The binary supports two modes, setup
and start
.
The former formats a Kafka log directory.
As the primary use case is in containers, the set-up mode supports the overlay of a set of default configuration files with user-provided configuration provided via a volume mount, which is merged and then written out to another directory.

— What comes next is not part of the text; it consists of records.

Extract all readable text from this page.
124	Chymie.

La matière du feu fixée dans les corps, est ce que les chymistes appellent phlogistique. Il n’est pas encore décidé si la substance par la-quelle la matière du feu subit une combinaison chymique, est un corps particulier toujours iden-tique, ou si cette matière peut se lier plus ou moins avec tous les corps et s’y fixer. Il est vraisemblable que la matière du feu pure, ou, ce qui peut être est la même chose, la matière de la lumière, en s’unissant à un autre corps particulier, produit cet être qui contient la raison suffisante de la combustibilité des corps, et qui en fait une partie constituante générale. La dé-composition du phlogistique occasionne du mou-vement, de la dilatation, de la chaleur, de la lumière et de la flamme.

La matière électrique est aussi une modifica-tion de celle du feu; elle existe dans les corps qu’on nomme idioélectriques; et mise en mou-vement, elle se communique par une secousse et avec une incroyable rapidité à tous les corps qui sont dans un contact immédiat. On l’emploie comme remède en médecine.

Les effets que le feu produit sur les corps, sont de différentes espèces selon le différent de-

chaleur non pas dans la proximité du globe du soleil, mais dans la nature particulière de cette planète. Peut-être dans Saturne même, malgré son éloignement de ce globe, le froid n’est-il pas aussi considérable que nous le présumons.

For a quick test run we can overlay the default configuration from the Kafka distribution with the one from the container image for setting up a single node Kafka cluster and write the result to a new directory:
1
2
3
4
5
6
7
8
9
mkdir native-conf
export CLUSTER_ID="5L6g3nShT-eMCtK--X86sw" # Obtain a unique id via "$(bin/kafka-storage.sh random-uuid)"
./native-kafka setup \
--default-configs-dir core/build/distributions/kafka_2.13-4.1.0-SNAPSHOT/config \
--mounted-configs-dir docker \
--final-configs-dir native-conf
Formatting metadata directory /tmp/kraft-combined-logs with metadata.version 4.0-IV3
With the log directory being formatted, the actual Kafka broker can be run using the start
mode like so:
1
2
3
./native-kafka start \
--config docker/server.properties \
-Dlog4j2.configurationFile=native-conf/log4j2.yaml
Now, interestingly, this actually takes a fair bit longer to start than when run via Docker as in the previous post: about 220 ms from the first log message emitted by Kafka to the "Kafka Server started" message, vs the 120 ms I had observed via Docker. Which is kinda puzzling, considering that Linux containers are running in a virtual machine on macOS. It would be very interesting to learn why that’s the case, perhaps some more efficient library implementation in Linux when running in a container?
That being said, starting up the container itself takes about 340 ms on my machine (time from starting Docker up to the first Kafka log message), so running the native executable directly on macOS still is the fastest way to launch a Kafka broker.